There seems to be a complexity with preemption. I was not planning on trying preemption for the array that couldn’t run because of this limit. Because the only job it can possibly consider to preempt is its own subjobs which are also running at the same preemption priority level.
But if a user does qrun of a subjob then I’m not sure what to do. We usually ignore all limits and go ahead with preemption in those cases. From a use case perspective should we allow that?
What about eligibile time? The general rule of thumb is if you are getting in your own way, you don’t accrue eligible time. That is usually because of a system wide limit. Here you are indeed getting in your own way, but I look at this feature as a voluntary limit to how many of your subjobs can run at one time. It doesn’t seem right for you to your place in line because you are doing this.
For normal preemption, we do not ignore limits. For qrun we do. For normal preemption, you won’t be able to preempt anything to run another subjob. All your subjobs will have the same preemption priority, so you can’t find anything to preempt. For a qrun preemption you have higher priority. Of course we ignore max_run limits with qrun, so we probably should do the same here. If an admin is telling us to run this job, we should bypass the limit and run it.
Agree on the limits/qrun discussion, thanks @bhroam.

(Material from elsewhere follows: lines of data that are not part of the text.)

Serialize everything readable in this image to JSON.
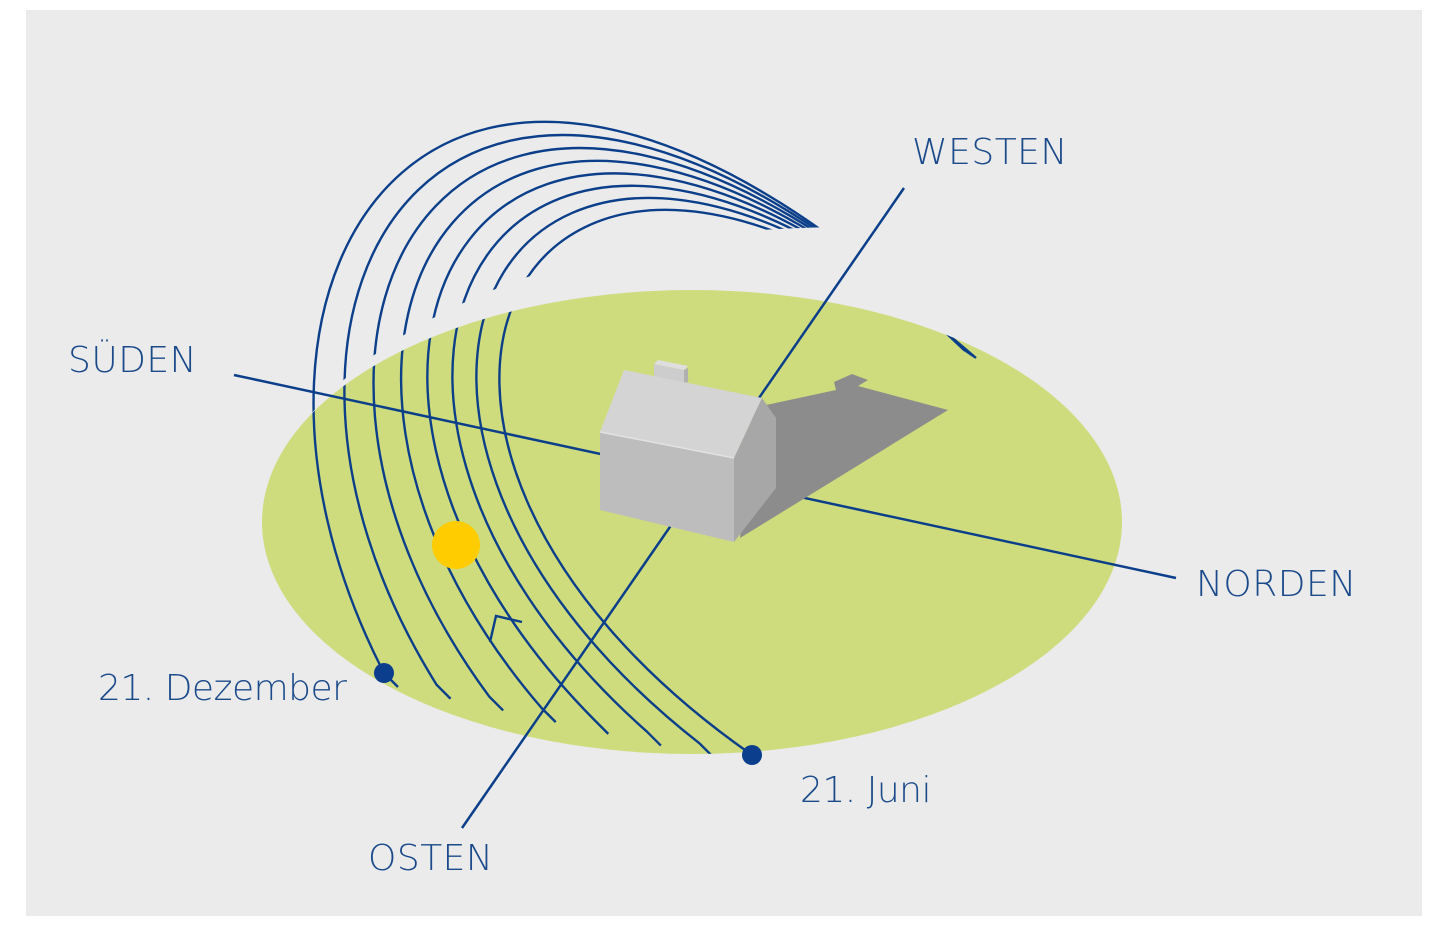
{
  "colors": {
    "background": "#ebebeb",
    "ground": "#cfdc7e",
    "path_lines": "#0c3f8a",
    "axis_lines": "#0c3f8a",
    "label_text": "#1a4a8a",
    "sun": "#ffcc00",
    "date_marker": "#0b3e8c",
    "house_front": "#b8b8b8",
    "house_side": "#a4a4a4",
    "house_roof": "#cfcfcf",
    "shadow": "#8c8c8c"
  },
  "labels": {
    "west": "WESTEN",
    "south": "SÜDEN",
    "north": "NORDEN",
    "east": "OSTEN",
    "december": "21. Dezember",
    "june": "21. Juni"
  },
  "sun_paths": {
    "count": 8
  },
  "icons": {
    "sun": "sun-icon",
    "direction_arrow": "arrow-icon"
  }
}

I think the array should accrue eligible time if subjobs are not running due to this new limit. In the most common use case I believe these limits will be self applied, and I don’t believe the user should be punished for applying them by not accruing eligible time.
Thanks for catching that @scc. I’ve updated the document.
I’ve also changed the message scheduler logs when it hits the limit and a new error that gets printed when this new attribute is used for non-array jobs.